Babel-17, like it's wordplay of a title suggests, focuses heavily on the theme of language, and how it exists as such a vital and complicated facet of society, functioning both verbally and nonverbally to communicate the most complex and nuanced of signals and messages with very slight changes, even through body posture or slight tone of voice. As it is fitting of such a theme, the protagonist is a linguist and writer, and the novel begins and kicks off with her attempting to learn and decipher the language known as Babel-17, an intricate and complicated language that requires intense study to try and decode, and which seems to have some sort of real psychological or supernatural effect on the people who do come to understand it.
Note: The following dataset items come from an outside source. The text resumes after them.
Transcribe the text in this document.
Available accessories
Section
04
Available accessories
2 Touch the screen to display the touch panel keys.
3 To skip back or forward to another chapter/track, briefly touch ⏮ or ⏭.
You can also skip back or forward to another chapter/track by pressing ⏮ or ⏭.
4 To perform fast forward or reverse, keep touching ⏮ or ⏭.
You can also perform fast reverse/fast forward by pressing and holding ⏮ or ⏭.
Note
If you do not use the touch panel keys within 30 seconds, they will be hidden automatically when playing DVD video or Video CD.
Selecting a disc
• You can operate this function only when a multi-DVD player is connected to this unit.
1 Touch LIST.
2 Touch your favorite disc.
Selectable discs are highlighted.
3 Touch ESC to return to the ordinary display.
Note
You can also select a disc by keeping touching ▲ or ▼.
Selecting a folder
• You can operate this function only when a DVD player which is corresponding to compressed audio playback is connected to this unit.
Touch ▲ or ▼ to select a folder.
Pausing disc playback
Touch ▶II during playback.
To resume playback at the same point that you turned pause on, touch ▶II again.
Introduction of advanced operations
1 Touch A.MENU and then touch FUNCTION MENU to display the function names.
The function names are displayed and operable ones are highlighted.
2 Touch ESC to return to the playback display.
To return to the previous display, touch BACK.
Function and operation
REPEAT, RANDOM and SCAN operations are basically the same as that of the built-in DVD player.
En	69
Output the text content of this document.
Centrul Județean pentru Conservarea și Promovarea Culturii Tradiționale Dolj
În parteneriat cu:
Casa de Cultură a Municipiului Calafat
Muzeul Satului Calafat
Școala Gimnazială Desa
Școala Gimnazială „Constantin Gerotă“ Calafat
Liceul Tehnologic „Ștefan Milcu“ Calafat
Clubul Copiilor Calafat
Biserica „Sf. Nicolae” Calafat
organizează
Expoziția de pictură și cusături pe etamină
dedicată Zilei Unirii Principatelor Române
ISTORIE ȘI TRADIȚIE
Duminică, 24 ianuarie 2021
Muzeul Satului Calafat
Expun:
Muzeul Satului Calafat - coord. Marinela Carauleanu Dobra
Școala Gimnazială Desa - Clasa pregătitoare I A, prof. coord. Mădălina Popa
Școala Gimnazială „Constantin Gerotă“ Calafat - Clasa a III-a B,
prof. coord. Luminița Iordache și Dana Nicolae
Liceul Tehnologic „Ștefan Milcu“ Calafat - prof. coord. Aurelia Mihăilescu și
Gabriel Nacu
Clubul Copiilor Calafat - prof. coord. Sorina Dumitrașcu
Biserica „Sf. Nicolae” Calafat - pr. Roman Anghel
It doesn't take long for the protagonist to decipher the language, and she soon finds herself with superhuman abilities of the mind, beginning with her being able to read the thoughts of others, and even manipulate time. As the novel progresses Its revealed that the language itself can come to almost control the mind of those who understand it, slowly taking control and making people do awful things they wouldn't normally commit, slowly controlling them, and separating them from the real world. I thought this was a really interesting concept, even though a solid allegory or message, if there is one, seemed to elude me. I kind of interpreted it as the idea of coming to go beyond human understanding, or to at least reach a new level of knowledge, and the sort of danger that could come with it, as well as the inevitable need for power that could come with it.